Les devoirs de cohabitation, de fidélité, de secours, d’assistance et de respect prennent


fin. Le remariage est possible à tout moment sous réserve du respect du délai de viduité. Les
liens d’alliance disparaissent. Même s’il y a des enfants communs, l’époux divorcé n’a plus
aucune obligation alimentaire à l’égard de ses anciens beaux-parents.

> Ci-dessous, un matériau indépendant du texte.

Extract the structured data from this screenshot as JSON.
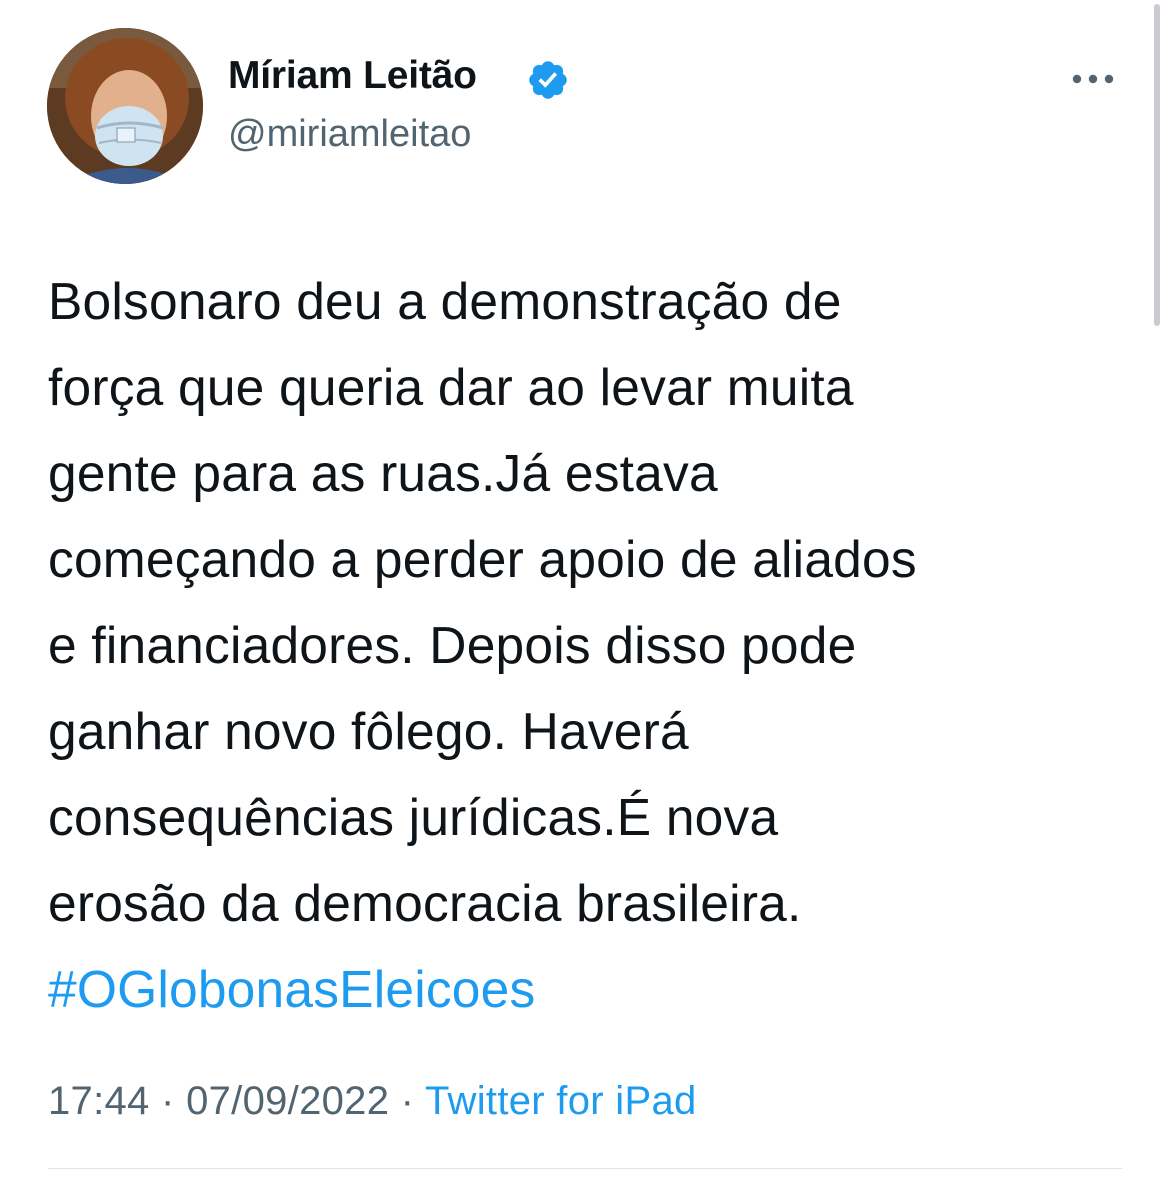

Aux termes de l’article 72,’ L’époux divorcé cesse d’utiliser le nom du conjoint’. Toutefois,
il peut requérir du tribunal l’autorisation de continuer à porter ce nom en prouvant son intérêt
capital dans l’exercice de sa profession.

B- Les conséquences pécuniaires du divorce

L’époux fautif, c'est-à-dire que la décision a été prononcée à ses torts, perd de plein droit,
tous les avantages qui lui ont été conférés par l’autre époux, soit par convention matrimoniale,
soit pendant le mariage.

Si le divorce est prononcé aux torts et griefs réciproques, les deux époux perdent les
avantages ainsi consentis.

Aux termes de l’article 126 de la Loi du 04 juillet 1968, la donation faite par l’un des époux
à l’autre peut être annulée si les liens du mariage ont été rompus par un divorce prononcé sur
demande du donateur ou de ses héritiers par le tribunal civil.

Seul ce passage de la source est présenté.